To ensure the quality of infrastructure is fit for a 21st century smart city, we need the world's best technology, innovation and expertise. The market for financial and human resources is global and the tyranny of distance works against us. New Zealand will only be able to attract the world's best if we can provide pipeline and procurement processes that gives investors and contractors the confidence to move their resources to our remote islands.
The Government's recent proposal to create an independent infrastructure body is promising in this regard. If the iBody can drive best practice in project procurement and delivery, we are more likely to attract, and have access to, international design and technology expertise for future infrastructure projects.

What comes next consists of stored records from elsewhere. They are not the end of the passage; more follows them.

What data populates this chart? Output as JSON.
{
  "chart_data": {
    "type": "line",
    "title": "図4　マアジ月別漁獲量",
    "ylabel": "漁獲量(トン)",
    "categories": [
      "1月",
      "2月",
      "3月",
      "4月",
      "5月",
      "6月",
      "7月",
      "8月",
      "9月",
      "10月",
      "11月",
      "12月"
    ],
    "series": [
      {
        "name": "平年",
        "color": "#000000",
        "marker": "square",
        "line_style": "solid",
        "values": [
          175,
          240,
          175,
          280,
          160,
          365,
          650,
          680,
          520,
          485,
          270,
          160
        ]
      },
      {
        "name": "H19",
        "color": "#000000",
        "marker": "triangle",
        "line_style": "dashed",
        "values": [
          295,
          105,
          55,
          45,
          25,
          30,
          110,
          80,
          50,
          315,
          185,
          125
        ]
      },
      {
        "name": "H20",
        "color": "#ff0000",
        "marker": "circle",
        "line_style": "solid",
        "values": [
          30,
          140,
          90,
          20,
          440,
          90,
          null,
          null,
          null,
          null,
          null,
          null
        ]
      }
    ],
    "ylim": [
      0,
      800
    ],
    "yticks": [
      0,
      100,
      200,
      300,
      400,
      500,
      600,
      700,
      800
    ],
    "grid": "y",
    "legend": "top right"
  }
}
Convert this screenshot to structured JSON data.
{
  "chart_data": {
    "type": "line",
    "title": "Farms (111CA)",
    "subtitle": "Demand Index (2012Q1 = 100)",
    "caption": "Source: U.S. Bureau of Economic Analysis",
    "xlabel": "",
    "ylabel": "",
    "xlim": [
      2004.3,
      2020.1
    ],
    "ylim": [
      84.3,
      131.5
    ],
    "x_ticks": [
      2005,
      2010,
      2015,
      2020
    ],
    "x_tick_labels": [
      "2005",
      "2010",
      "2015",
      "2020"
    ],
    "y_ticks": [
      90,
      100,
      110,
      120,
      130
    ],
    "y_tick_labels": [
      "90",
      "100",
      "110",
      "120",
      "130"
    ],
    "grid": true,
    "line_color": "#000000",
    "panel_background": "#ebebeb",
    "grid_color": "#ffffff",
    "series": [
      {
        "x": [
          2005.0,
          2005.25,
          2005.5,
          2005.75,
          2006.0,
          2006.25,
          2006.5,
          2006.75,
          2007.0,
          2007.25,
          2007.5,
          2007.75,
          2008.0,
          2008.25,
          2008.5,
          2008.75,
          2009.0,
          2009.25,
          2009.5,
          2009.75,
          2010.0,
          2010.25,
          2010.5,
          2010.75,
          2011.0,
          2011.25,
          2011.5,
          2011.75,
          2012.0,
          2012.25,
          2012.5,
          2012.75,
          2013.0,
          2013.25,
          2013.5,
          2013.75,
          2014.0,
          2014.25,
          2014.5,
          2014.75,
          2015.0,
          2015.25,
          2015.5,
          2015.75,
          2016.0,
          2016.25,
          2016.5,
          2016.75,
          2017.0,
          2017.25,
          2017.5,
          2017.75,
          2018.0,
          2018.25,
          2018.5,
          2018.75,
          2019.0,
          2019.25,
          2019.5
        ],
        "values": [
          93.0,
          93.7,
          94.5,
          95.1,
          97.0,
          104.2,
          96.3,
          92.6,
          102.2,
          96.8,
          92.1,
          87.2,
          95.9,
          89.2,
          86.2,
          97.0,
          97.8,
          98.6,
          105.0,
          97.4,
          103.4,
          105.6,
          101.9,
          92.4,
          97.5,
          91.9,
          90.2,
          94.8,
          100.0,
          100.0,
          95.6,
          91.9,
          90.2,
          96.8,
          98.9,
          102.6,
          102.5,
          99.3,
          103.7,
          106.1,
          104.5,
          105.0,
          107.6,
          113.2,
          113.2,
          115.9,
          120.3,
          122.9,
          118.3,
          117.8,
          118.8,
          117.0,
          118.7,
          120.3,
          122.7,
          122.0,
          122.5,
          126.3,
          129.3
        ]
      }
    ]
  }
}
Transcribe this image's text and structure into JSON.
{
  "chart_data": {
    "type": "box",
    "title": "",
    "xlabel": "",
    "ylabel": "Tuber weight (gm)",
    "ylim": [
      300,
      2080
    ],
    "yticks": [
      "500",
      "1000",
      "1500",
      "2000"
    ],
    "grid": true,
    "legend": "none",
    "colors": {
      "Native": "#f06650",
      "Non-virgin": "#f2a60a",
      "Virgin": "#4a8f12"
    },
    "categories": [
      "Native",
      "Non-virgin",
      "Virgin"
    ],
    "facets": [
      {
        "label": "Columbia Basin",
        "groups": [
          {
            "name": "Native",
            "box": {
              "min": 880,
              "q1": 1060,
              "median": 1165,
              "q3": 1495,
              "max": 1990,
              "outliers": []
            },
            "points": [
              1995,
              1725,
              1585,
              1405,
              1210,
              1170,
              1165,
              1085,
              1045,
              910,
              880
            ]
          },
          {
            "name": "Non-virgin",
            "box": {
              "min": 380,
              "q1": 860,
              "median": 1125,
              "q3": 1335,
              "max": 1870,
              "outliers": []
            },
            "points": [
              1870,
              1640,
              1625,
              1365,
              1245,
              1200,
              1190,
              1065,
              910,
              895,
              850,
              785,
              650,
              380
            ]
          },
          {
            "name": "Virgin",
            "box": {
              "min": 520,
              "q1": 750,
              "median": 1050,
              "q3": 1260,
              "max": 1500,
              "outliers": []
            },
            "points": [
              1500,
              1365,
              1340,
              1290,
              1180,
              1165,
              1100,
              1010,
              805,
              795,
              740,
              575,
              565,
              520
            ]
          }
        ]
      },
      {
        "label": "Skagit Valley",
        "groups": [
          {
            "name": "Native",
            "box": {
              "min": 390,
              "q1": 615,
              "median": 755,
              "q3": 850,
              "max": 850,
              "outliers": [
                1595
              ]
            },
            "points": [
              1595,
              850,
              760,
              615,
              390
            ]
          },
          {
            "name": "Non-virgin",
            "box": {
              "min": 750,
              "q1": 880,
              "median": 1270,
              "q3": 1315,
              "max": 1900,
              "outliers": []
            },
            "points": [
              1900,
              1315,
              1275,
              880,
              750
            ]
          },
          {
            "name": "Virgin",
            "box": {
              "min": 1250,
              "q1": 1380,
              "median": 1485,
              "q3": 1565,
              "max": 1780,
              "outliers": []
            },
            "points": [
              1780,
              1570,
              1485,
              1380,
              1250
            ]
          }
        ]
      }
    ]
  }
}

For example, as electric cars become more widespread, the current fuel tax will no longer be effective in funding roads. New Zealand may need to look at other methods, such as the electronic road pricing system used in Singapore. To implement a system such as this, we would be wise to leverage international experience. But first, we need to ensure New Zealand is an attractive place to work and invest, which goes beyond best practice procurement methods.
Auckland's water assets, roads and housing are creaking under the weight of the burgeoning population. We need to use innovative financing structures to ensure building can begin now and is paid for by the generation who will reap the benefits. We also need to connect with international expertise to build a smart, truly global city that best leverages technology and data. If we can do that, the experience on the ground will match the promise of the view from above.
Karl Nicholson is Executive Director, ANZ Institutional NZ.